Le carré des Artistes à Bali, Douala, a servi de cadre à la sortie des jeunes incubés du projet Dipita, porté par l’association Mboti, le jeudi 26 février 2026.
L’exposition photo et le défilé de mode ont servi d’activités pour dévoiler aux invités le savoir-faire acquis par ces dix jeunes durant le projet Dipita initié par l’association Mboti, portée par son promoteur Fredy Manyongo, également à l’origine de Mboti Week.

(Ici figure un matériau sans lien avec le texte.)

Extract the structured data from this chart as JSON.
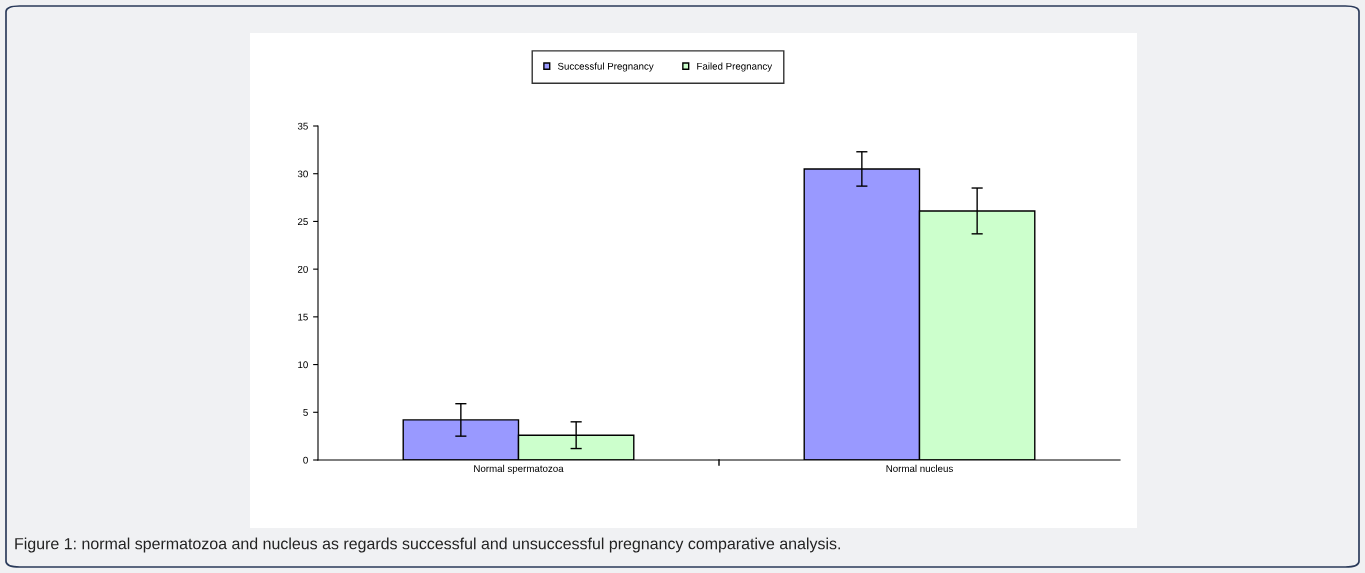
{
  "chart_data": {
    "type": "bar",
    "categories": [
      "Normal spermatozoa",
      "Normal nucleus"
    ],
    "series": [
      {
        "name": "Successful Pregnancy",
        "color": "#9999ff",
        "values": [
          4.2,
          30.5
        ],
        "errors": [
          1.7,
          1.8
        ]
      },
      {
        "name": "Failed Pregnancy",
        "color": "#ccffcc",
        "values": [
          2.6,
          26.1
        ],
        "errors": [
          1.4,
          2.4
        ]
      }
    ],
    "ylim": [
      0,
      35
    ],
    "yticks": [
      0,
      5,
      10,
      15,
      20,
      25,
      30,
      35
    ],
    "grid": false,
    "legend": "top",
    "annotations": [
      "Figure 1: normal spermatozoa and nucleus as regards successful and unsuccessful pregnancy comparative analysis."
    ]
  }
}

La cérémonie de sortie au Carré des artistes à Bonapriso a marqué l’aboutissement de quatre mois de formation intensive dédiée à de jeunes talents évoluant dans les métiers de la mode et des arts visuels. Les 10 candidats étaient répartis dans quelques différents métiers tels que deux incubés en maroquinerie, trois incubés en stylisme, trois incubés en photographie, deux incubés en maquillage professionnel.
Une formation gratuite et exigeante
Entièrement gratuite, la formation a également bénéficié d’un appui logistique facilitant le transport des apprenants vers leurs lieux d’apprentissage dans la ville, notamment à Yassa, Bonapriso et Bali. Une opportunité précieuse dans un contexte où l’accès à des formations spécialisées demeure souvent limité par des contraintes financières.
Ainsi Durant quatre mois, les dix apprenants, trois garçons et sept filles, ont suivi un programme alternant théorie et pratique. Le parcours n’a pas été sans défis. Ces jeunes étaient confrontés à une adaptation au rythme académique, la discipline quotidienne, la remises en question et l’exigences professionnelles.
Lire Aussi: Louise Abomba rejoint la 4ᵉ édition d’Immersion au Musée McCord Stewart Montréal
« Ce n’est pas évident de retourner sur les bancs après plusieurs années d’interruption », reconnaît le promoteur, qui souligne l’importance de l’encadrement rapproché assuré par les formateurs.
Parmi les bénéficiaires figure Larissa Kewe, incubée en photographie. Passionnée depuis longtemps par cet art, elle confie avoir enfin acquis les techniques nécessaires pour traduire ses émotions en images. « J’avais l’émotion, mais je ne savais pas comment la rendre sur une image », explique-t-elle. Grâce à l’encadrement de son formateur, monsieur Lenoir, elle a appris les bases essentielles : cadrage, lumière et composition.
Son œuvre présentée lors de la restitution, intitulée Dipita (« espoir » en français), illustre la persistance d’une lumière intérieure malgré les épreuves. « Même si elle semble enfouie, il suffit de la chercher », affirme-t-elle.
La connaissance comme levier d’émancipation
Pour Fredy Manyongo, la formation constitue un levier essentiel d’émancipation. « La connaissance est la clé pour tout. La clé pour avoir une voix qui compte et qui porte », souligne-t-il. Partant de ce principe, le projet Dipita qui signifie « espoir » a été conçu pour offrir à des jeunes issus de divers quartiers de Douala l’opportunité d’acquérir des compétences professionnelles dans des domaines créatifs.
Grâce à l’accompagnement du programme Voix jeunes créatifs, soutenu par le Fonds Équipe France et l’Ambassade de France au Cameroun, ce projet, longtemps resté dans les tiroirs de l’association Mboti, a pu voir le jour. L’objectif étant de permettre aux jeunes amateurs, semi-professionnels ou novices de se former, de renforcer leurs capacités et de se professionnaliser dans les métiers de la mode.
Au-delà des quatre mois officiels, certains apprenants bénéficieront d’un accompagnement complémentaire de deux à trois mois, dans le cadre d’accords entre Mboti et les formateurs. L’ambition est d’ouvrir la voie à des opportunités concrètes telles que l’insertion professionnelle, l’embauche, le lancement de marque personnelle ou la commercialisation de créations.
La sortie de cette première cuvée ne marque pas une fin, mais le début d’un parcours professionnel. Par ailleurs, Mboti entend s’appuyer sur ses autres plateformes, notamment Mboti Week et Mboti The Brunch, pour offrir des espaces de visibilité et d’expression aux jeunes talents.